In the TV shows that inspired Geeks & Elites, there’s always a few iconic or cliche characters. The weapon nut who was or is in the military. Then there’s the computer nerd, the sweet talker and the guy who thinks he’s funny. To avoid ending up with eleventy-billion skills, I tried to make a small list to cover the vital moving parts. The problem with this approach reared it’s ugly head whenever I saw a new show or a new movie. One of the characters would do something awesome that wasn’t covered by my small skill list.

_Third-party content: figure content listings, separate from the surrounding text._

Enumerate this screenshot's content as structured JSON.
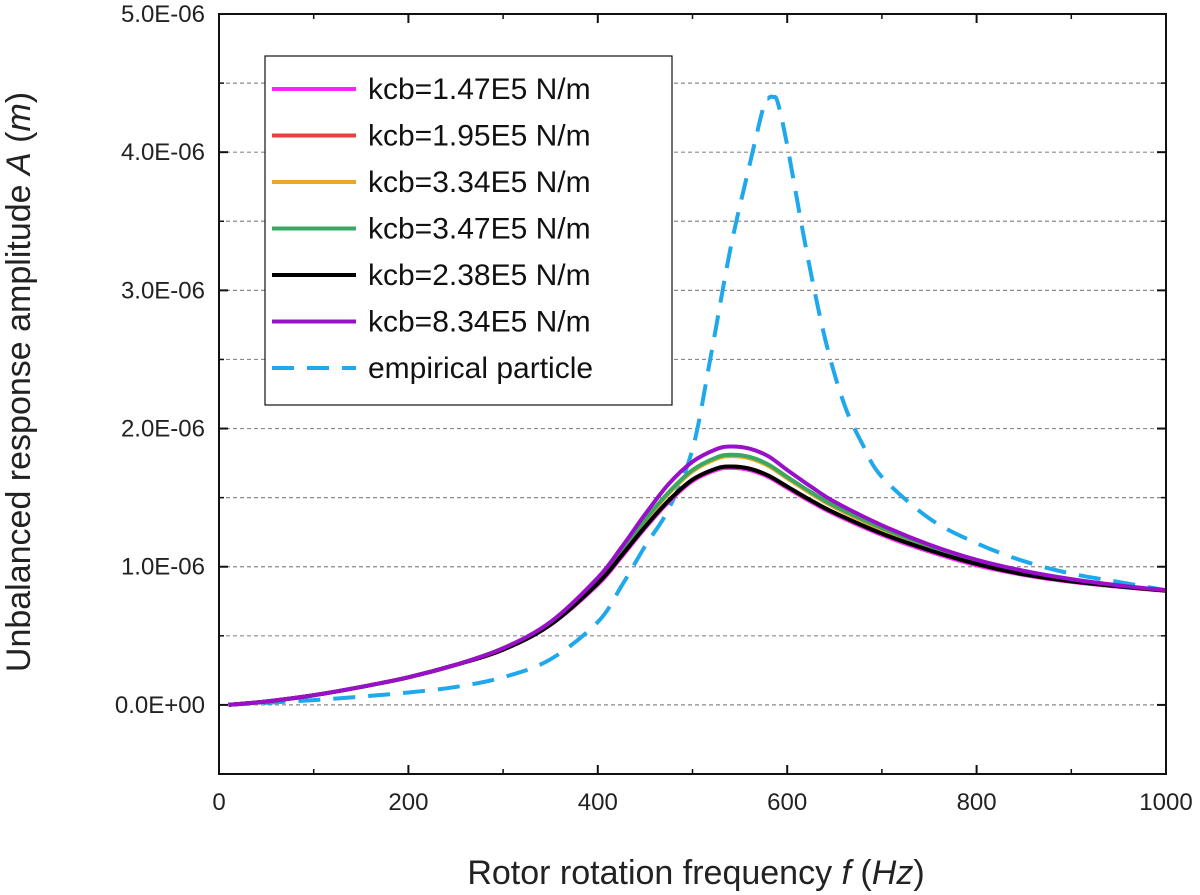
{
  "chart_data": {
    "type": "line",
    "xlabel": {
      "prefix": "Rotor rotation frequency ",
      "var": "f",
      "unit": "Hz"
    },
    "ylabel": {
      "prefix": "Unbalanced response amplitude ",
      "var": "A",
      "unit": "m"
    },
    "xlim": [
      0,
      1000
    ],
    "ylim": [
      -5e-07,
      5e-06
    ],
    "xticks": [
      0,
      200,
      400,
      600,
      800,
      1000
    ],
    "xtick_labels": [
      "0",
      "200",
      "400",
      "600",
      "800",
      "1000"
    ],
    "yticks": [
      0,
      1e-06,
      2e-06,
      3e-06,
      4e-06,
      5e-06
    ],
    "ytick_labels": [
      "0.0E+00",
      "1.0E-06",
      "2.0E-06",
      "3.0E-06",
      "4.0E-06",
      "5.0E-06"
    ],
    "grid": "horizontal dashed",
    "legend_position": "top-left",
    "x": [
      10,
      50,
      100,
      150,
      200,
      250,
      300,
      350,
      400,
      425,
      450,
      475,
      500,
      525,
      540,
      560,
      580,
      600,
      625,
      650,
      700,
      750,
      800,
      850,
      900,
      950,
      1000
    ],
    "series": [
      {
        "name": "kcb=1.47E5 N/m",
        "color": "#ff22ff",
        "dash": "solid",
        "values": [
          1e-09,
          2.5e-08,
          7e-08,
          1.3e-07,
          2e-07,
          2.9e-07,
          4e-07,
          5.8e-07,
          8.7e-07,
          1.07e-06,
          1.28e-06,
          1.47e-06,
          1.62e-06,
          1.7e-06,
          1.715e-06,
          1.7e-06,
          1.65e-06,
          1.57e-06,
          1.47e-06,
          1.38e-06,
          1.23e-06,
          1.11e-06,
          1.01e-06,
          9.4e-07,
          8.9e-07,
          8.55e-07,
          8.25e-07
        ]
      },
      {
        "name": "kcb=1.95E5 N/m",
        "color": "#e8403c",
        "dash": "solid",
        "values": [
          1e-09,
          2.5e-08,
          7e-08,
          1.3e-07,
          2e-07,
          2.9e-07,
          4e-07,
          5.8e-07,
          8.8e-07,
          1.08e-06,
          1.29e-06,
          1.48e-06,
          1.63e-06,
          1.71e-06,
          1.725e-06,
          1.71e-06,
          1.66e-06,
          1.58e-06,
          1.48e-06,
          1.39e-06,
          1.24e-06,
          1.12e-06,
          1.02e-06,
          9.45e-07,
          8.95e-07,
          8.58e-07,
          8.27e-07
        ]
      },
      {
        "name": "kcb=3.34E5 N/m",
        "color": "#e8a823",
        "dash": "solid",
        "values": [
          1e-09,
          2.5e-08,
          7e-08,
          1.3e-07,
          2e-07,
          2.9e-07,
          4.1e-07,
          5.9e-07,
          9e-07,
          1.11e-06,
          1.33e-06,
          1.53e-06,
          1.69e-06,
          1.78e-06,
          1.8e-06,
          1.785e-06,
          1.73e-06,
          1.64e-06,
          1.53e-06,
          1.43e-06,
          1.27e-06,
          1.14e-06,
          1.04e-06,
          9.6e-07,
          9e-07,
          8.6e-07,
          8.28e-07
        ]
      },
      {
        "name": "kcb=3.47E5 N/m",
        "color": "#3aa860",
        "dash": "solid",
        "values": [
          1e-09,
          2.5e-08,
          7e-08,
          1.3e-07,
          2e-07,
          2.9e-07,
          4.1e-07,
          5.9e-07,
          9e-07,
          1.11e-06,
          1.34e-06,
          1.54e-06,
          1.7e-06,
          1.79e-06,
          1.81e-06,
          1.795e-06,
          1.74e-06,
          1.65e-06,
          1.54e-06,
          1.44e-06,
          1.28e-06,
          1.15e-06,
          1.045e-06,
          9.65e-07,
          9.05e-07,
          8.62e-07,
          8.28e-07
        ]
      },
      {
        "name": "kcb=2.38E5 N/m",
        "color": "#000000",
        "dash": "solid",
        "values": [
          1e-09,
          2.5e-08,
          7e-08,
          1.3e-07,
          2e-07,
          2.9e-07,
          4e-07,
          5.8e-07,
          8.8e-07,
          1.08e-06,
          1.29e-06,
          1.48e-06,
          1.63e-06,
          1.71e-06,
          1.725e-06,
          1.71e-06,
          1.66e-06,
          1.58e-06,
          1.48e-06,
          1.39e-06,
          1.24e-06,
          1.12e-06,
          1.02e-06,
          9.45e-07,
          8.95e-07,
          8.58e-07,
          8.27e-07
        ]
      },
      {
        "name": "kcb=8.34E5 N/m",
        "color": "#9a10c8",
        "dash": "solid",
        "values": [
          1e-09,
          2.5e-08,
          7e-08,
          1.3e-07,
          2e-07,
          2.9e-07,
          4.1e-07,
          6e-07,
          9.2e-07,
          1.14e-06,
          1.38e-06,
          1.6e-06,
          1.76e-06,
          1.85e-06,
          1.87e-06,
          1.855e-06,
          1.8e-06,
          1.7e-06,
          1.58e-06,
          1.47e-06,
          1.3e-06,
          1.16e-06,
          1.05e-06,
          9.7e-07,
          9.1e-07,
          8.65e-07,
          8.3e-07
        ]
      }
    ],
    "empirical": {
      "name": "empirical particle",
      "color": "#1fa8ec",
      "dash": "dashed",
      "x": [
        10,
        50,
        100,
        150,
        200,
        250,
        300,
        350,
        400,
        425,
        450,
        475,
        500,
        520,
        540,
        560,
        575,
        580,
        585,
        590,
        600,
        620,
        640,
        660,
        680,
        700,
        750,
        800,
        850,
        900,
        950,
        1000
      ],
      "values": [
        1e-09,
        1.5e-08,
        3.5e-08,
        6e-08,
        9e-08,
        1.3e-07,
        2e-07,
        3.3e-07,
        6e-07,
        8.6e-07,
        1.15e-06,
        1.42e-06,
        1.85e-06,
        2.55e-06,
        3.3e-06,
        3.9e-06,
        4.33e-06,
        4.39e-06,
        4.4e-06,
        4.36e-06,
        4.05e-06,
        3.3e-06,
        2.65e-06,
        2.18e-06,
        1.88e-06,
        1.65e-06,
        1.35e-06,
        1.17e-06,
        1.04e-06,
        9.5e-07,
        8.9e-07,
        8.3e-07
      ]
    }
  }
}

My breakthrough came as I thought more about the cliche characters I was trying to model. Instead of trying to enumerate the skills they possess, I decided to just name them and write those names on the character sheet. I’ve been struggling to name three geek cliches, but at the moment, the “skill” list is:
- The Beauty
- The Muscle
- The Sneak
- The Brains
- The Comedian
- The Sidekick
When a player builds their character, they’ll allocate their dice among the six cliches. The character’s driving theme will be represented by the biggest dice pool with their other talents represented by smaller numbers. For example, Chuck from Chuck would probably have the bulk of his dice in The Brains with The Comedian filling in the rest. JJ from Criminal Minds would focus mostly on The Beauty while splitting some dice across The Muscle and The Sneak.